Business associations reacted angrily on Tuesday after a government minister in charge of Brexit border preparations accused them of taking a “head in the sand approach” to the coming border frictions with the EU.
Theodore Agnew, a minister working on preparations for Brexit at the Treasury and Cabinet Office, told MPs that business needed to be “more energetic” in preparing for the UK’s departure from the EU single market and customs union in just 80 days’ time.
“Ultimately, the government can only do so much,” he said. “If businesses haven’t engaged in the process and understood the processes from 1 January, that has to be their responsibility.”
The minister’s blunt warning drew an indignant response from business groups that have repeatedly demanded clarity and urgency from the government on new border processes and IT systems, many of which are still not in place.

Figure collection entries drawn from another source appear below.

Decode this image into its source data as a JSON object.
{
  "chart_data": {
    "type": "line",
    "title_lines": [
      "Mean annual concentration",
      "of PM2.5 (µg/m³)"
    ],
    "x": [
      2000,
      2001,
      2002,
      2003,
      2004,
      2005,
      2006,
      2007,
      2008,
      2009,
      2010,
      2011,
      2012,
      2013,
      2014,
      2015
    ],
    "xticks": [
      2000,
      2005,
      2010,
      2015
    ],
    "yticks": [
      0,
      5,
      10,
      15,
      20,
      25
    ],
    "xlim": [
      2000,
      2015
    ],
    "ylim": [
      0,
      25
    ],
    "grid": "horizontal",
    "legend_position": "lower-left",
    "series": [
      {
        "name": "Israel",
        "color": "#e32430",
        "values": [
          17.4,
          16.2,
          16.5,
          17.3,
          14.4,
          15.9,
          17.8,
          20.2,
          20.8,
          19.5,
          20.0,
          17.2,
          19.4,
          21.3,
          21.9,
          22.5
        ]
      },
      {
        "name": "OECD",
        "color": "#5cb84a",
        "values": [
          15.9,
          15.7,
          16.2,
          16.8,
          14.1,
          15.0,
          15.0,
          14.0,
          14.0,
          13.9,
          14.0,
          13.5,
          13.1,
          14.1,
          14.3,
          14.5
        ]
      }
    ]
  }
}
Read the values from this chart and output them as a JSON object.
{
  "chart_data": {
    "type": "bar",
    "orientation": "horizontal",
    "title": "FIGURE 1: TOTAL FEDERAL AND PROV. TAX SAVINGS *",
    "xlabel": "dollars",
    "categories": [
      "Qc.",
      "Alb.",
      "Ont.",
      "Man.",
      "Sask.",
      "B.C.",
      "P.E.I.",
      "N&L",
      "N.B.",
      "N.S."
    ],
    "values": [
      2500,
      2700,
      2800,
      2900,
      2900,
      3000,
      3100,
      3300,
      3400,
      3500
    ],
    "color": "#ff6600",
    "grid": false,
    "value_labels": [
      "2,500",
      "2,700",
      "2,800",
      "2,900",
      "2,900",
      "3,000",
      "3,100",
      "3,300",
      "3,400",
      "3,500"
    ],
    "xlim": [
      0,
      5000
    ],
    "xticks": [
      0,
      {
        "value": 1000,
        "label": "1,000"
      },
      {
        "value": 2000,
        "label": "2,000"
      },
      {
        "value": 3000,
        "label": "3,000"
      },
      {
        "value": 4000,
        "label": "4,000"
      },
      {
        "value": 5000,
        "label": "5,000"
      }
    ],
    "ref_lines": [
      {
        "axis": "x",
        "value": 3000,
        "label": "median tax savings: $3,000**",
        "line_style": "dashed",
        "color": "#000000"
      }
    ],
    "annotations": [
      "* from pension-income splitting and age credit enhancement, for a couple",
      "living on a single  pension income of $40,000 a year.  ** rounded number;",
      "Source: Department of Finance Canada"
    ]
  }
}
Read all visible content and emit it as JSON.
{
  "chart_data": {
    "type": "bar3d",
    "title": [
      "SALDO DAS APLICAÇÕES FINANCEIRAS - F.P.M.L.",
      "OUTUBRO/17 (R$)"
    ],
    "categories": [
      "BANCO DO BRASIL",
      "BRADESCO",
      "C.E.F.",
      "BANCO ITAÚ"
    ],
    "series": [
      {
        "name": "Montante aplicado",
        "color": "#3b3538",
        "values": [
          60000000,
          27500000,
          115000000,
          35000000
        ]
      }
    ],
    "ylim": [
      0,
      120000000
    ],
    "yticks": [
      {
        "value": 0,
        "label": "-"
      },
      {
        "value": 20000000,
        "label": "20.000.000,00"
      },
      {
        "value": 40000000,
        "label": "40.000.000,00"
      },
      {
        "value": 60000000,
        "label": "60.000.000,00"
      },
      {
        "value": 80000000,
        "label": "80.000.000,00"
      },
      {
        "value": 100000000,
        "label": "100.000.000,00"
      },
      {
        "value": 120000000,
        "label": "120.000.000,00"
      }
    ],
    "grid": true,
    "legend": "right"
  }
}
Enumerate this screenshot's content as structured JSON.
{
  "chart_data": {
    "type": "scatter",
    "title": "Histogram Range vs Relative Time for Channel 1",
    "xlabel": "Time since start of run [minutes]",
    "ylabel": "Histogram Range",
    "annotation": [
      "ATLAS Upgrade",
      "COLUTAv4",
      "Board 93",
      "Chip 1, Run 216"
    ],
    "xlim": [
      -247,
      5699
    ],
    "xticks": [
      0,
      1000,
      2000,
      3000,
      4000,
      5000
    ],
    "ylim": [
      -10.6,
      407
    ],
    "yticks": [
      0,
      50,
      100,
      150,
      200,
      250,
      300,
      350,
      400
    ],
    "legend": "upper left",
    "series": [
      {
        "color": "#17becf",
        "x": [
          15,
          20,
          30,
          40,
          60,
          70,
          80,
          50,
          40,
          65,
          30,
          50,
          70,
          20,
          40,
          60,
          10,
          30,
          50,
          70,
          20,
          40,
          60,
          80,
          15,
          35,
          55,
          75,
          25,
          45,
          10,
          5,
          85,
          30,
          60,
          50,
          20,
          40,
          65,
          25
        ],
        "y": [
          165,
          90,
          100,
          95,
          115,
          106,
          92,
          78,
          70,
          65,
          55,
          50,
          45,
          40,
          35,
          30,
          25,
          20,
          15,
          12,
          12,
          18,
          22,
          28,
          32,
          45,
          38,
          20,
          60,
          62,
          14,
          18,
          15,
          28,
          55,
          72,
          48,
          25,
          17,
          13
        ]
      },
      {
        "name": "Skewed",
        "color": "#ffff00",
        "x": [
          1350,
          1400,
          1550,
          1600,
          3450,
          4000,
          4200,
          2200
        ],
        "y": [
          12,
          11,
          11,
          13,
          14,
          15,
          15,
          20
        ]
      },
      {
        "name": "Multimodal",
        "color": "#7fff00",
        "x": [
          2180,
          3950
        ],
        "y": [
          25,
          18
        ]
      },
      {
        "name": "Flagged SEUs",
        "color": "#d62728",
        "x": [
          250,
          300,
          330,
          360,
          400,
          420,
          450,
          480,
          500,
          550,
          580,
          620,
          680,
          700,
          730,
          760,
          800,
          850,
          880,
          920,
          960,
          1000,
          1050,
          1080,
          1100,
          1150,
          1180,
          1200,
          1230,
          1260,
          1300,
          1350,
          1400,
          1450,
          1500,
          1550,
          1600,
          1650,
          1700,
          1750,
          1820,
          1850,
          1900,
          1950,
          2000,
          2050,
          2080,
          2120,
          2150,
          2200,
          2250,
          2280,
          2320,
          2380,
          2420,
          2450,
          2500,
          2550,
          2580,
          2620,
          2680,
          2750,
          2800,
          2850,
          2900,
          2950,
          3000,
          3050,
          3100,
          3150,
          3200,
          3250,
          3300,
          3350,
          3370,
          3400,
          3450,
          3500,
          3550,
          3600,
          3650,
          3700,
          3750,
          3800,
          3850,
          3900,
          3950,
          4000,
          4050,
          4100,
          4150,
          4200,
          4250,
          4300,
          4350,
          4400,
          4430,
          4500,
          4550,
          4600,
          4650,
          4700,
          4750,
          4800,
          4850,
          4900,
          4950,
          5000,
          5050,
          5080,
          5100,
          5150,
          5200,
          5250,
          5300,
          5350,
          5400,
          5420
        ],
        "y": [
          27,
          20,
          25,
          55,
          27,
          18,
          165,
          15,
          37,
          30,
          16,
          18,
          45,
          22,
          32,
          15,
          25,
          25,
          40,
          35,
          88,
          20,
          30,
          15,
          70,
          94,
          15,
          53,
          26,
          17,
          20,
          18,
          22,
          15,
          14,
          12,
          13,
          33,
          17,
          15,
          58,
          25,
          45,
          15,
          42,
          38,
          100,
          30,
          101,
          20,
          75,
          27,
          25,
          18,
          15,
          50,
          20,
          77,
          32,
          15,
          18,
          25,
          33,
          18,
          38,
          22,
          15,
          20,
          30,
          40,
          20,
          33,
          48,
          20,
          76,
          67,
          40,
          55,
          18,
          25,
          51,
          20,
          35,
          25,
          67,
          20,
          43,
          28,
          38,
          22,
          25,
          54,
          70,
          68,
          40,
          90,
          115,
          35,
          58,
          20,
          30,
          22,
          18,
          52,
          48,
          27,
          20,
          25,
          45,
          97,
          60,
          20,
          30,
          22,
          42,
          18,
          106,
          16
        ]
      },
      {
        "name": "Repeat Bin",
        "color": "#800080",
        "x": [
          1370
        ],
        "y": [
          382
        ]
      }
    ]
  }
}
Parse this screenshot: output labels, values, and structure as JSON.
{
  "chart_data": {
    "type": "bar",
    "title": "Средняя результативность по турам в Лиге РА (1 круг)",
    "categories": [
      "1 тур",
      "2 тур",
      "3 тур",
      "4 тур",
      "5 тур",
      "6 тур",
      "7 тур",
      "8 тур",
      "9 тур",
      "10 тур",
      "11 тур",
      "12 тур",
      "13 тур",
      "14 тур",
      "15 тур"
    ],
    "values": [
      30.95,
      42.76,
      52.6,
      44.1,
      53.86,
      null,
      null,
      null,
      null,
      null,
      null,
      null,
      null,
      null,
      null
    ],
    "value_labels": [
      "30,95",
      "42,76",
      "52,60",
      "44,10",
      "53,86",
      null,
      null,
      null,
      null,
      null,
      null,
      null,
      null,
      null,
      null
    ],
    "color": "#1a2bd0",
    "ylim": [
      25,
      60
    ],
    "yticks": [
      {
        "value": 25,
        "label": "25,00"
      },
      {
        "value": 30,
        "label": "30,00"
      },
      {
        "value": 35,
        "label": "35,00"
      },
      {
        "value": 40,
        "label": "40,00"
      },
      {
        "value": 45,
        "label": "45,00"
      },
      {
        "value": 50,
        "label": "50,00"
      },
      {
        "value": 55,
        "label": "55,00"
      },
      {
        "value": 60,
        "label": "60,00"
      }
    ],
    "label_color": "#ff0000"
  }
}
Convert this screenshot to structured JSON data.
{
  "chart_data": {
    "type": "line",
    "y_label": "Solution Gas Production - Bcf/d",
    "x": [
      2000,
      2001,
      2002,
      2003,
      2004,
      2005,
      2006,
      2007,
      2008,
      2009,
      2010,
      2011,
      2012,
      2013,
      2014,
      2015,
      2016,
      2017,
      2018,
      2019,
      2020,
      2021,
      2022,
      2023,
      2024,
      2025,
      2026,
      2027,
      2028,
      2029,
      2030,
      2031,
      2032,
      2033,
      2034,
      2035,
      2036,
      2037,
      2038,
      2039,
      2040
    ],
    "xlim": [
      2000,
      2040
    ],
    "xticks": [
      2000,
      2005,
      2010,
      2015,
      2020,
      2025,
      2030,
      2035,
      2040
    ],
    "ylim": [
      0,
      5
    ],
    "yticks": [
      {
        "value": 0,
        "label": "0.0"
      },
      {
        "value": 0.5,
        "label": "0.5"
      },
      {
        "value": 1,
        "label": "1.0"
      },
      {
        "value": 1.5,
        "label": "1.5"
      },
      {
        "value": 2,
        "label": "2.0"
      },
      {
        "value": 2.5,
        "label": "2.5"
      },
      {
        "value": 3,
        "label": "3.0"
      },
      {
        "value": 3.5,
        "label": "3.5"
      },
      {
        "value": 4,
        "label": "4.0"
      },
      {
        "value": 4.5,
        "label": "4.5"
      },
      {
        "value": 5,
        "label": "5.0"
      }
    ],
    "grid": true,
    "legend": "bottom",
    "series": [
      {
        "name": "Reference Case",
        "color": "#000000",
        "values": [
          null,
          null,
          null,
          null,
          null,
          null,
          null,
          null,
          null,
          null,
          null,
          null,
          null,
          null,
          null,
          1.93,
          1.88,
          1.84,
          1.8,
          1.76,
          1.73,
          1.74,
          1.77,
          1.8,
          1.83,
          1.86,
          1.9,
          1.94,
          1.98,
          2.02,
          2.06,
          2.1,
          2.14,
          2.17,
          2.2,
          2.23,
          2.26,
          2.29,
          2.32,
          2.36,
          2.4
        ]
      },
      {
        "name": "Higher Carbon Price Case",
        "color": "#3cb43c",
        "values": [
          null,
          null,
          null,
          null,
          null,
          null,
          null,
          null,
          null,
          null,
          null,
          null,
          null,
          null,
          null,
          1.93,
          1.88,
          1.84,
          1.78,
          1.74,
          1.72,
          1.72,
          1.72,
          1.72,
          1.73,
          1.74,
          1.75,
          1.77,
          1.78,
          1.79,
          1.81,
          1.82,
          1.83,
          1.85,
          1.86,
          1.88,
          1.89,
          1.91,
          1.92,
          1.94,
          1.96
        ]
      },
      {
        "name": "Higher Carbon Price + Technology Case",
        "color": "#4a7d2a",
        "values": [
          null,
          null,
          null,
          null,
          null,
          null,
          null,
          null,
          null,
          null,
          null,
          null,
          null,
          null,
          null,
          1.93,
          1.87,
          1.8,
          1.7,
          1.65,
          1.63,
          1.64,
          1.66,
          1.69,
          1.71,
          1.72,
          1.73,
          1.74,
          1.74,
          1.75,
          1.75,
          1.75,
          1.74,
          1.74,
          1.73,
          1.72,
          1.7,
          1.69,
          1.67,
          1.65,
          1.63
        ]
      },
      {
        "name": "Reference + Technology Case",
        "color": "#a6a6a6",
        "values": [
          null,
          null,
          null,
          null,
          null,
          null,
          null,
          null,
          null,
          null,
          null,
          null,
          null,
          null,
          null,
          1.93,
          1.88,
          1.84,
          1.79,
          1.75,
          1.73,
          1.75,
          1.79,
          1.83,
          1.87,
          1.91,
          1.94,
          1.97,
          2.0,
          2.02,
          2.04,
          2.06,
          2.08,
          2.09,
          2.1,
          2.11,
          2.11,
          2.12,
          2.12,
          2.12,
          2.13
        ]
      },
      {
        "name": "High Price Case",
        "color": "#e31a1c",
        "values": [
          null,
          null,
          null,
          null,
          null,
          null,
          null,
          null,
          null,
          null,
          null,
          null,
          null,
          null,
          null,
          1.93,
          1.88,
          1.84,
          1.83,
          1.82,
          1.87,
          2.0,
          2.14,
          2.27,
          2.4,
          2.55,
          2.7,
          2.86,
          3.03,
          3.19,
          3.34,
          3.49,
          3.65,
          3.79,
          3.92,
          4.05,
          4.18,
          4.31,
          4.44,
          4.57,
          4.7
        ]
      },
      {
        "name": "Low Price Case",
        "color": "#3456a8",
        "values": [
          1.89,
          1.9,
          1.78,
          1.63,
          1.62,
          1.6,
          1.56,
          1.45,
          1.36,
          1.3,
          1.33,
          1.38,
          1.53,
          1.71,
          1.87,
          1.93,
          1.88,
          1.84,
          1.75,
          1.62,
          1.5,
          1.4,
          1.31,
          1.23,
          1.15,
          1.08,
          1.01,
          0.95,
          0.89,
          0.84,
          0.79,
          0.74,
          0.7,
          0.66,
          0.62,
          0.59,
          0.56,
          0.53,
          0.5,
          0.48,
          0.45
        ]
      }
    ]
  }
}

“A ‘head in the sand approach by traders’? That’ll go down well,” said Tim Rycroft, chief operating officer of the Food and Drink Federation, in a sarcastic response posted on Twitter. Food and drink is one of the industries most exposed to the coming changes.
Stewart Wood, a Labour peer who sits on the Lords’ EU committee, said Lord Agnew had provided a “spectacularly unfair characterisation” of business preparations, noting that many had been “pleading for guidance, clarity and timelines for months”.
Alex Chisholm, permanent secretary of the Cabinet Office, told MPs last week that about one-third of businesses still believed there would be an extension to the transition period, deepening fears of a lack of preparedness in the business world.
Lord Agnew also drew fire from the Road Haulage Association after saying he was more interested in talking to groups that were more “integrally involved” in cross-border trade, rather than the haulage group, which has highlighted the government’s shortcomings in the past.
Richard Burnett. the RHA’s chief executive, replied on Twitter: “It’s clear Lord Agnew doesn’t understand how the logistics industry works and that hauliers will have to provide the full service of customs declarations as well due to the shortage of agents. Of course he can leave us out and ignore us, but at his peril.”
HM Revenue & Customs has estimated that up to 260m new customs declarations will be completed per year at a cost of £15bn, with industry estimating that up to 50,000 new customs agents will be required to help industry deal with the coming red tape.
Lord Agnew said he believed trade groups such as Logistics UK, the freight transport lobby, and the British International Freight Association (Bifa) were “less worried” about a shortage of customs agents than a few months ago because of growing use of technology.
Elizabeth de Jong, policy director at Logistics UK, said the group had been “proactively urging its members to make sure that they and their customers prepare as much as possible for the new trading conditions” after January 1.
Last month, a survey of Bifa members found that two-thirds of customs brokers said they would not have enough staff to handle the extra paperwork. The survey was sent to Lord Agnew to highlight their concerns.
“The gentleman has selective hearing,” added an industry insider who has been involved in consultations with the government on the future border.
Along with Lord Agnew’s attempt to “wake up” business to the urgency of the coming changes, the government announced on Tuesday that it had signed a £77.6m contract with ferry operators to ensure critical goods, including medical supplies, would reach the UK even in a “no deal” outcome.
The government has warned that queues of up to 7,000 trucks could form at Dover in a “reasonable worst-case scenario”, but said the contracts would cover up to 3,000 trucks a week into other ports, such as Harwich and Hull.
Transport secretary Grant Shapps said the six-month contracts with Brittany Ferries, DFDS, P&O and Stena would ensure critical goods would reach the UK “irrespective of the outcome of the negotiations”.